You can start simple and upgrade. Deploy Sharry or ProjectSend on a cheap VPS, test the workflow, add features as you need them. Self-hosted software means you’re not locked into a tier or a contract.
Your Data, Your Rules
Sovereignty. When you use a commercial file sharing service, you’re renting space from a company that can change its terms, adjust its pricing, or decide that your data is no longer welcome. When you self-host, the rules are yours. Your files live on your hardware, under your encryption, with your access policies. No third-party servers, no surprise terms-of-service updates, no data mining.
The upfront cost is time and infrastructure. The payoff is control.
Start with ProjectSend or Sharry, whichever matches your need. Set it up on a $5 VPS or repurpose an old machine in your home lab. Configure expiration dates. Enable two-factor authentication.
Test it with a colleague. Once you see how straightforward it is, you may wonder why you didn’t switch sooner.
People Also Ask
What is the best software to share large files?
The best software depends on your needs. For occasional anonymous shares under 2GB, lightweight tools like YouTransfer.io or Erugo work well. For multi-GB files over unreliable connections, Sharry’s resumable uploads are a lifesaver. For professional client-facing sharing with accounts, expiration, and download limits, ProjectSend is a strong free option that runs on shared hosting.

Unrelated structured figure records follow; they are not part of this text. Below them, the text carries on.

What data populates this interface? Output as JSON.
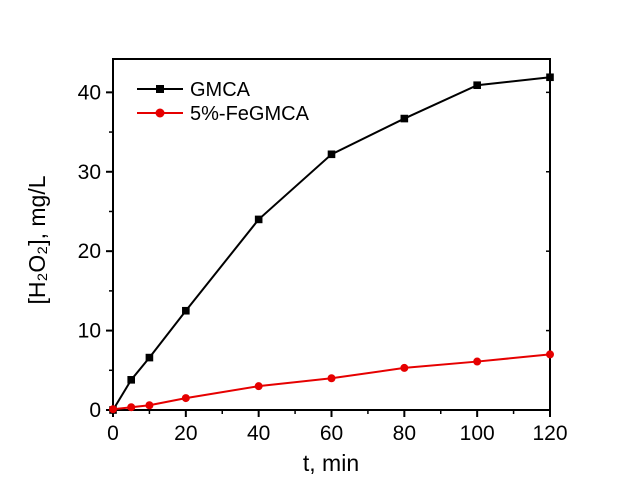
{
  "chart_data": {
    "type": "line",
    "title": "",
    "xlabel": "t, min",
    "ylabel": "[H₂O₂], mg/L",
    "xlim": [
      0,
      120
    ],
    "ylim": [
      0,
      44.2
    ],
    "grid": false,
    "legend_position": "top-left-inside",
    "background": "#ffffff",
    "axis_color": "#000000",
    "x_major_ticks": [
      0,
      20,
      40,
      60,
      80,
      100,
      120
    ],
    "x_minor_ticks": [
      10,
      30,
      50,
      70,
      90,
      110
    ],
    "y_major_ticks": [
      0,
      10,
      20,
      30,
      40
    ],
    "y_minor_ticks": [
      5,
      15,
      25,
      35
    ],
    "series": [
      {
        "name": "GMCA",
        "color": "#000000",
        "marker": "square",
        "x": [
          0,
          5,
          10,
          20,
          40,
          60,
          80,
          100,
          120
        ],
        "values": [
          0,
          3.8,
          6.6,
          12.5,
          24.0,
          32.2,
          36.7,
          40.9,
          41.9
        ]
      },
      {
        "name": "5%-FeGMCA",
        "color": "#e60000",
        "marker": "circle",
        "x": [
          0,
          5,
          10,
          20,
          40,
          60,
          80,
          100,
          120
        ],
        "values": [
          0.1,
          0.35,
          0.6,
          1.5,
          3.0,
          4.0,
          5.3,
          6.1,
          7.0
        ]
      }
    ]
  }
}
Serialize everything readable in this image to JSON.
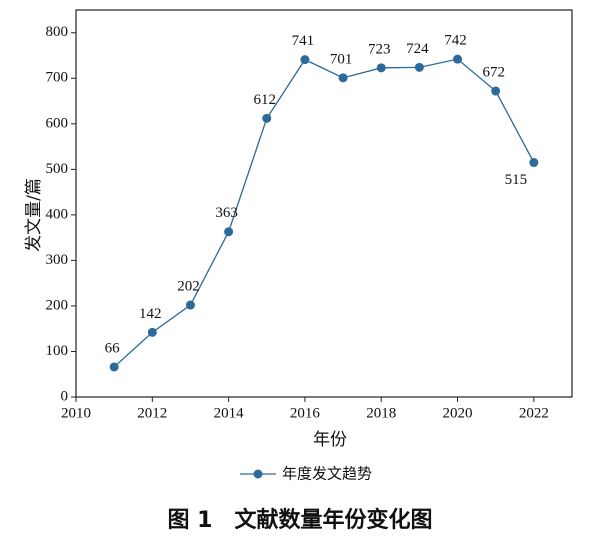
{
  "chart_data": {
    "type": "line",
    "title": "图 1　文献数量年份变化图",
    "x_label": "年份",
    "y_label": "发文量/篇",
    "x": [
      2011,
      2012,
      2013,
      2014,
      2015,
      2016,
      2017,
      2018,
      2019,
      2020,
      2021,
      2022
    ],
    "series": [
      {
        "name": "年度发文趋势",
        "color": "#2b6a99",
        "values": [
          66,
          142,
          202,
          363,
          612,
          741,
          701,
          723,
          724,
          742,
          672,
          515
        ]
      }
    ],
    "xlim": [
      2010,
      2023
    ],
    "xticks": [
      2010,
      2012,
      2014,
      2016,
      2018,
      2020,
      2022
    ],
    "ylim": [
      0,
      850
    ],
    "yticks": [
      0,
      100,
      200,
      300,
      400,
      500,
      600,
      700,
      800
    ],
    "legend": "bottom"
  }
}
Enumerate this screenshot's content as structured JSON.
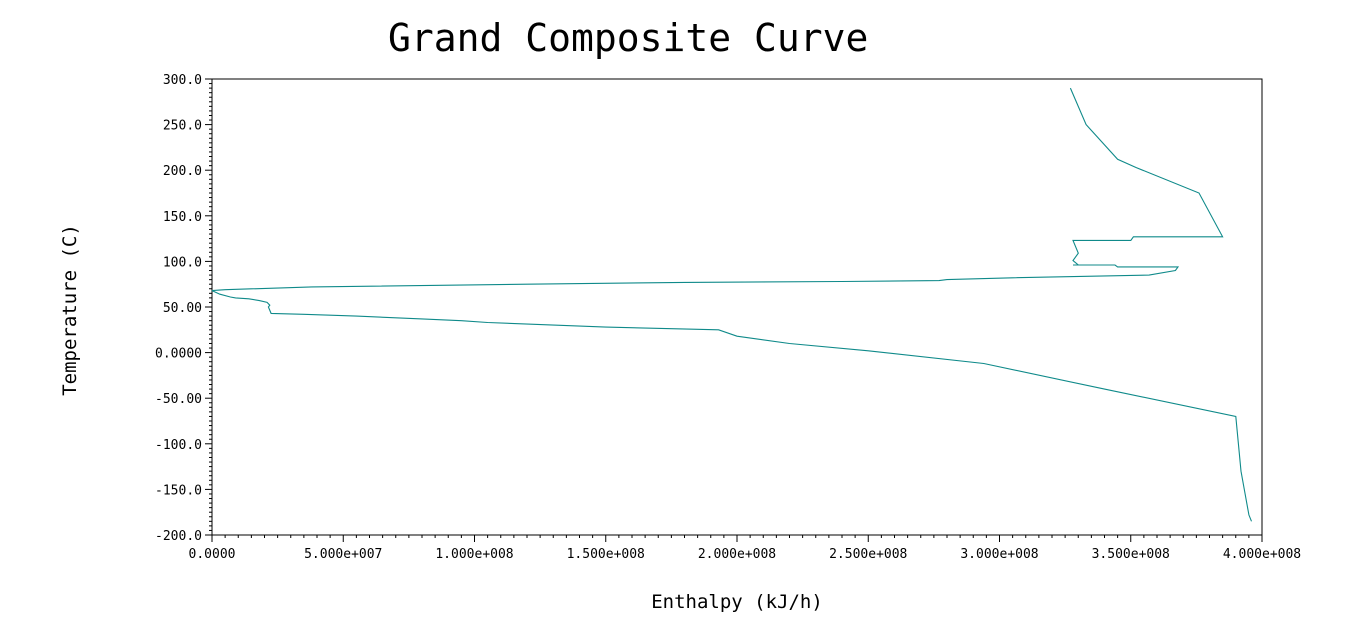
{
  "chart_data": {
    "type": "line",
    "title": "Grand Composite Curve",
    "xlabel": "Enthalpy (kJ/h)",
    "ylabel": "Temperature (C)",
    "xlim": [
      0,
      400000000
    ],
    "ylim": [
      -200,
      300
    ],
    "x_ticks": [
      {
        "value": 0,
        "label": "0.0000"
      },
      {
        "value": 50000000,
        "label": "5.000e+007"
      },
      {
        "value": 100000000,
        "label": "1.000e+008"
      },
      {
        "value": 150000000,
        "label": "1.500e+008"
      },
      {
        "value": 200000000,
        "label": "2.000e+008"
      },
      {
        "value": 250000000,
        "label": "2.500e+008"
      },
      {
        "value": 300000000,
        "label": "3.000e+008"
      },
      {
        "value": 350000000,
        "label": "3.500e+008"
      },
      {
        "value": 400000000,
        "label": "4.000e+008"
      }
    ],
    "y_ticks": [
      {
        "value": 300,
        "label": "300.0"
      },
      {
        "value": 250,
        "label": "250.0"
      },
      {
        "value": 200,
        "label": "200.0"
      },
      {
        "value": 150,
        "label": "150.0"
      },
      {
        "value": 100,
        "label": "100.0"
      },
      {
        "value": 50,
        "label": "50.00"
      },
      {
        "value": 0,
        "label": "0.0000"
      },
      {
        "value": -50,
        "label": "-50.00"
      },
      {
        "value": -100,
        "label": "-100.0"
      },
      {
        "value": -150,
        "label": "-150.0"
      },
      {
        "value": -200,
        "label": "-200.0"
      }
    ],
    "grid": false,
    "line_color": "#0f8a8a",
    "series": [
      {
        "x": [
          327000000,
          333000000,
          345000000,
          352000000,
          376000000,
          385000000,
          351000000,
          350000000,
          328000000,
          330000000,
          328000000,
          330000000,
          328000000,
          344000000,
          345000000,
          368000000,
          367000000,
          357000000,
          305000000,
          280000000,
          277000000,
          240000000,
          180000000,
          120000000,
          38000000,
          5000000,
          0,
          3000000,
          7000000,
          9000000,
          14000000,
          18000000,
          21000000,
          22000000,
          21500000,
          22500000,
          35000000,
          55000000,
          80000000,
          95000000,
          105000000,
          150000000,
          193000000,
          200000000,
          220000000,
          250000000,
          294000000,
          340000000,
          390000000,
          391000000,
          392000000,
          395000000,
          396000000
        ],
        "y": [
          290,
          250,
          212,
          203,
          175,
          127,
          127,
          123,
          123,
          109,
          101,
          96,
          96,
          96,
          94,
          94,
          90,
          85,
          82,
          80,
          79,
          78,
          77,
          75,
          72,
          69,
          68,
          64,
          61,
          60,
          59,
          57,
          55,
          52,
          50,
          43,
          42,
          40,
          37,
          35,
          33,
          28,
          25,
          18,
          10,
          2,
          -12,
          -40,
          -70,
          -100,
          -130,
          -178,
          -185
        ]
      }
    ]
  }
}
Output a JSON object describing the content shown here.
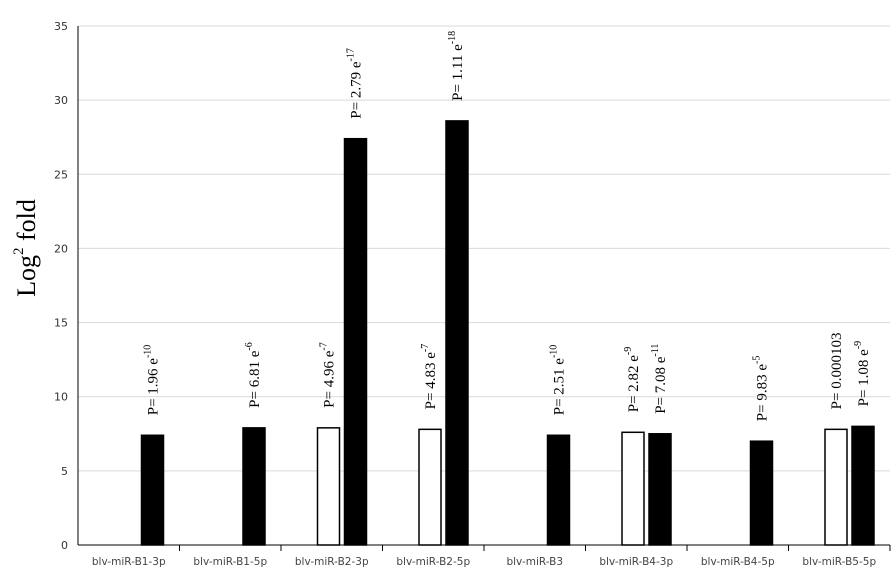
{
  "chart_data": {
    "type": "bar",
    "ylabel": {
      "base": "Log",
      "sup": "2",
      "rest": " fold"
    },
    "ylim": [
      0,
      35
    ],
    "yticks": [
      0,
      5,
      10,
      15,
      20,
      25,
      30,
      35
    ],
    "grid": true,
    "categories": [
      "blv-miR-B1-3p",
      "blv-miR-B1-5p",
      "blv-miR-B2-3p",
      "blv-miR-B2-5p",
      "blv-miR-B3",
      "blv-miR-B4-3p",
      "blv-miR-B4-5p",
      "blv-miR-B5-5p"
    ],
    "series": [
      {
        "fill": "#ffffff",
        "stroke": "#000000",
        "values": [
          null,
          null,
          7.9,
          7.8,
          null,
          7.6,
          null,
          7.8
        ],
        "labels": [
          null,
          null,
          {
            "base": "P= 4.96 e",
            "exp": "-7"
          },
          {
            "base": "P= 4.83 e",
            "exp": "-7"
          },
          null,
          {
            "base": "P= 2.82 e",
            "exp": "-9"
          },
          null,
          {
            "base": "P= 0.000103",
            "exp": ""
          }
        ]
      },
      {
        "fill": "#000000",
        "stroke": "#000000",
        "values": [
          7.4,
          7.9,
          27.4,
          28.6,
          7.4,
          7.5,
          7.0,
          8.0
        ],
        "labels": [
          {
            "base": "P= 1.96 e",
            "exp": "-10"
          },
          {
            "base": "P= 6.81 e",
            "exp": "-6"
          },
          {
            "base": "P= 2.79 e",
            "exp": "-17"
          },
          {
            "base": "P= 1.11 e",
            "exp": "-18"
          },
          {
            "base": "P= 2.51 e",
            "exp": "-10"
          },
          {
            "base": "P= 7.08 e",
            "exp": "-11"
          },
          {
            "base": "P= 9.83 e",
            "exp": "-5"
          },
          {
            "base": "P= 1.08 e",
            "exp": "-9"
          }
        ]
      }
    ]
  }
}
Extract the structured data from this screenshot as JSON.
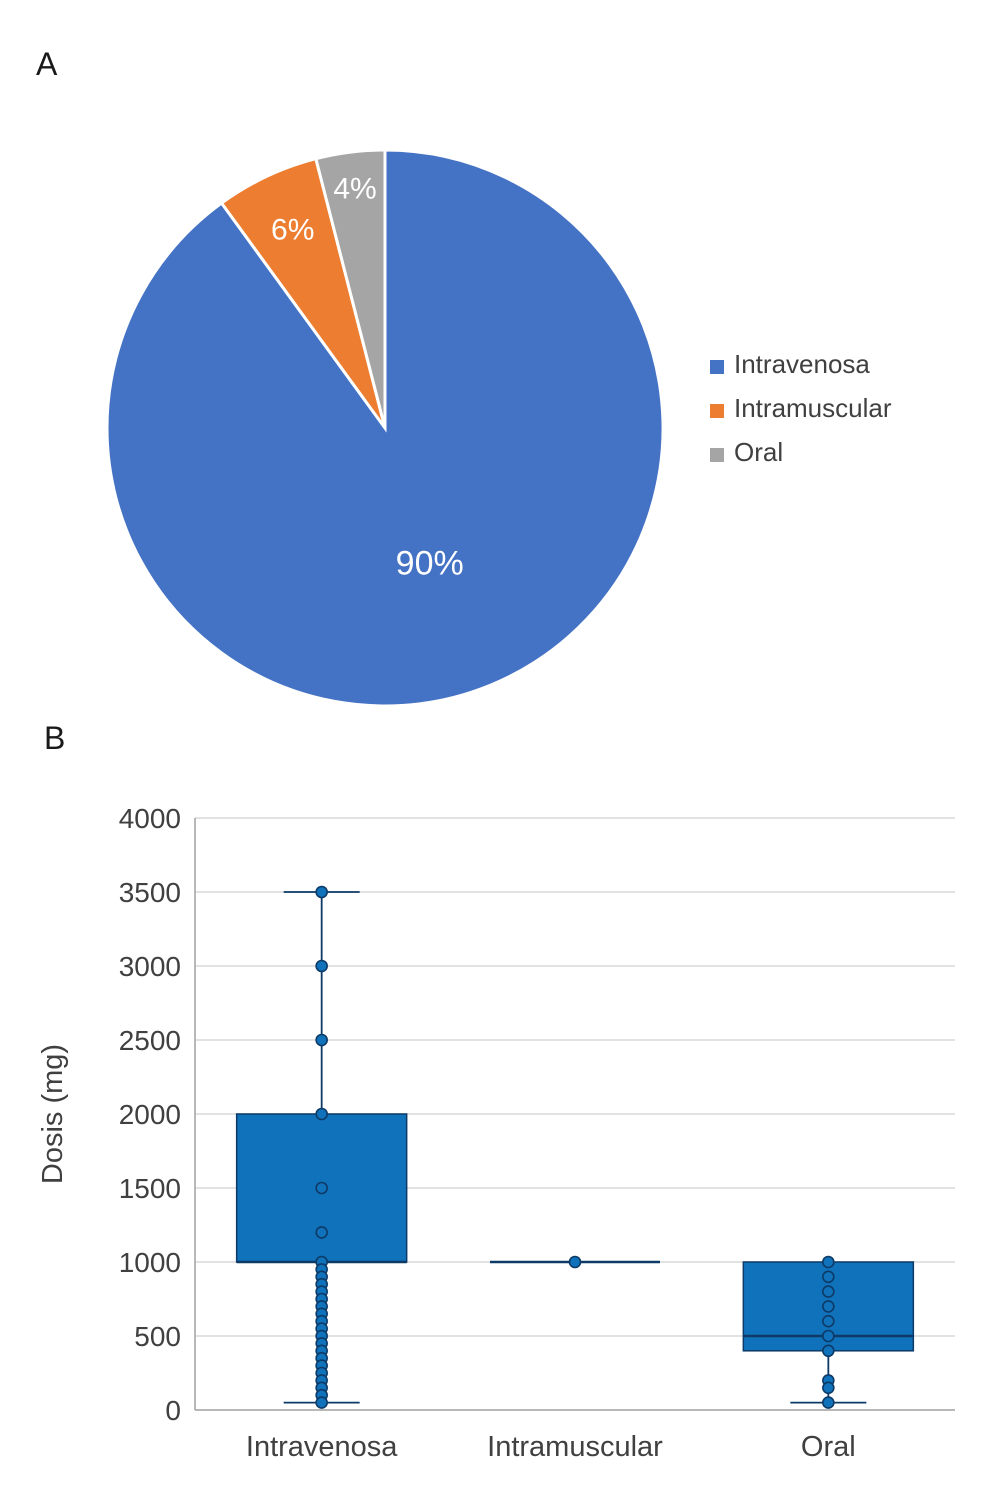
{
  "panels": {
    "a_label": "A",
    "b_label": "B"
  },
  "chart_data": [
    {
      "type": "pie",
      "panel": "A",
      "labels": [
        "Intravenosa",
        "Intramuscular",
        "Oral"
      ],
      "values": [
        90,
        6,
        4
      ],
      "slice_labels": [
        "90%",
        "6%",
        "4%"
      ],
      "colors": [
        "#4472C4",
        "#ED7D31",
        "#A5A5A5"
      ],
      "slice_label_color": "#ffffff",
      "legend_position": "right",
      "legend_text_color": "#404040",
      "start_angle_deg": 0,
      "direction": "clockwise"
    },
    {
      "type": "boxplot",
      "panel": "B",
      "title": "",
      "xlabel": "",
      "ylabel": "Dosis (mg)",
      "ylim": [
        0,
        4000
      ],
      "ytick_step": 500,
      "ytick_labels": [
        "0",
        "500",
        "1000",
        "1500",
        "2000",
        "2500",
        "3000",
        "3500",
        "4000"
      ],
      "grid": true,
      "box_color": "#1072BA",
      "box_outline_color": "#0d3a66",
      "gridline_color": "#d9d9d9",
      "axis_color": "#a0a0a0",
      "tick_text_color": "#404040",
      "categories": [
        "Intravenosa",
        "Intramuscular",
        "Oral"
      ],
      "series": [
        {
          "name": "Intravenosa",
          "min": 50,
          "q1": 1000,
          "median": 1000,
          "q3": 2000,
          "max": 3500,
          "points": [
            3500,
            3000,
            2500,
            2000,
            1500,
            1200,
            1000,
            950,
            900,
            850,
            800,
            750,
            700,
            650,
            600,
            550,
            500,
            450,
            400,
            350,
            300,
            250,
            200,
            150,
            100,
            50
          ]
        },
        {
          "name": "Intramuscular",
          "min": 1000,
          "q1": 1000,
          "median": 1000,
          "q3": 1000,
          "max": 1000,
          "points": [
            1000
          ]
        },
        {
          "name": "Oral",
          "min": 50,
          "q1": 400,
          "median": 500,
          "q3": 1000,
          "max": 1000,
          "points": [
            1000,
            900,
            800,
            700,
            600,
            500,
            400,
            200,
            150,
            50
          ]
        }
      ]
    }
  ]
}
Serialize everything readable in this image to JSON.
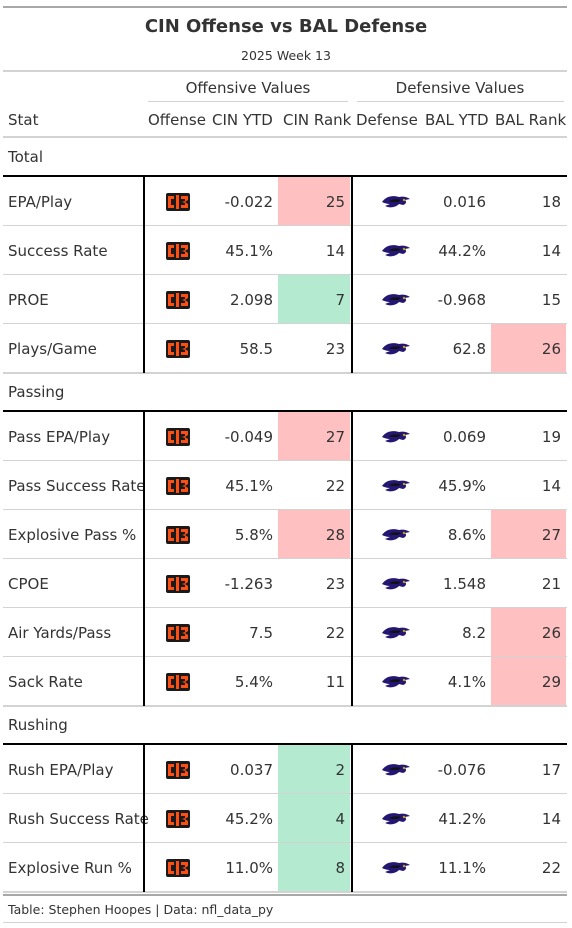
{
  "title": "CIN Offense vs BAL Defense",
  "subtitle": "2025 Week 13",
  "spanners": {
    "offense": "Offensive Values",
    "defense": "Defensive Values"
  },
  "columns": {
    "stat": "Stat",
    "offense": "Offense",
    "cin_ytd": "CIN YTD",
    "cin_rank": "CIN Rank",
    "defense": "Defense",
    "bal_ytd": "BAL YTD",
    "bal_rank": "BAL Rank"
  },
  "footer": "Table: Stephen Hoopes | Data: nfl_data_py",
  "icons": {
    "offense_logo": "bengals-logo-icon",
    "defense_logo": "ravens-logo-icon"
  },
  "colors": {
    "good": "#b3ead0",
    "bad": "#ffc0c1",
    "bengals_orange": "#fb4f14",
    "ravens_purple": "#241773"
  },
  "chart_data": {
    "type": "table",
    "groups": [
      {
        "name": "Total",
        "rows": [
          {
            "stat": "EPA/Play",
            "cin_ytd": "-0.022",
            "cin_rank": "25",
            "cin_flag": "bad",
            "bal_ytd": "0.016",
            "bal_rank": "18",
            "bal_flag": ""
          },
          {
            "stat": "Success Rate",
            "cin_ytd": "45.1%",
            "cin_rank": "14",
            "cin_flag": "",
            "bal_ytd": "44.2%",
            "bal_rank": "14",
            "bal_flag": ""
          },
          {
            "stat": "PROE",
            "cin_ytd": "2.098",
            "cin_rank": "7",
            "cin_flag": "good",
            "bal_ytd": "-0.968",
            "bal_rank": "15",
            "bal_flag": ""
          },
          {
            "stat": "Plays/Game",
            "cin_ytd": "58.5",
            "cin_rank": "23",
            "cin_flag": "",
            "bal_ytd": "62.8",
            "bal_rank": "26",
            "bal_flag": "bad"
          }
        ]
      },
      {
        "name": "Passing",
        "rows": [
          {
            "stat": "Pass EPA/Play",
            "cin_ytd": "-0.049",
            "cin_rank": "27",
            "cin_flag": "bad",
            "bal_ytd": "0.069",
            "bal_rank": "19",
            "bal_flag": ""
          },
          {
            "stat": "Pass Success Rate",
            "cin_ytd": "45.1%",
            "cin_rank": "22",
            "cin_flag": "",
            "bal_ytd": "45.9%",
            "bal_rank": "14",
            "bal_flag": ""
          },
          {
            "stat": "Explosive Pass %",
            "cin_ytd": "5.8%",
            "cin_rank": "28",
            "cin_flag": "bad",
            "bal_ytd": "8.6%",
            "bal_rank": "27",
            "bal_flag": "bad"
          },
          {
            "stat": "CPOE",
            "cin_ytd": "-1.263",
            "cin_rank": "23",
            "cin_flag": "",
            "bal_ytd": "1.548",
            "bal_rank": "21",
            "bal_flag": ""
          },
          {
            "stat": "Air Yards/Pass",
            "cin_ytd": "7.5",
            "cin_rank": "22",
            "cin_flag": "",
            "bal_ytd": "8.2",
            "bal_rank": "26",
            "bal_flag": "bad"
          },
          {
            "stat": "Sack Rate",
            "cin_ytd": "5.4%",
            "cin_rank": "11",
            "cin_flag": "",
            "bal_ytd": "4.1%",
            "bal_rank": "29",
            "bal_flag": "bad"
          }
        ]
      },
      {
        "name": "Rushing",
        "rows": [
          {
            "stat": "Rush EPA/Play",
            "cin_ytd": "0.037",
            "cin_rank": "2",
            "cin_flag": "good",
            "bal_ytd": "-0.076",
            "bal_rank": "17",
            "bal_flag": ""
          },
          {
            "stat": "Rush Success Rate",
            "cin_ytd": "45.2%",
            "cin_rank": "4",
            "cin_flag": "good",
            "bal_ytd": "41.2%",
            "bal_rank": "14",
            "bal_flag": ""
          },
          {
            "stat": "Explosive Run %",
            "cin_ytd": "11.0%",
            "cin_rank": "8",
            "cin_flag": "good",
            "bal_ytd": "11.1%",
            "bal_rank": "22",
            "bal_flag": ""
          }
        ]
      }
    ]
  }
}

How can I send 20 GB files for free?
Self-hosted tools like Sharry or ProjectSend let you send files of any size for free, limited only by your own server’s storage and bandwidth. Sharry supports resumable uploads via the tus protocol, so a dropped connection at 95% won’t force you to restart. You’ll need your own hardware or a cheap VPS, but there are no per-file or per-month fees.
Is self-hosting file sharing software worth the effort?
Yes, if you value control over your data and don’t want to pay monthly fees or trust a third-party server. The tradeoff is you own the maintenance and infrastructure — you’ll need to handle updates, backups, and security configurations. For many people, the payoff of having your files on your hardware with your encryption and access policies is worth the initial setup time.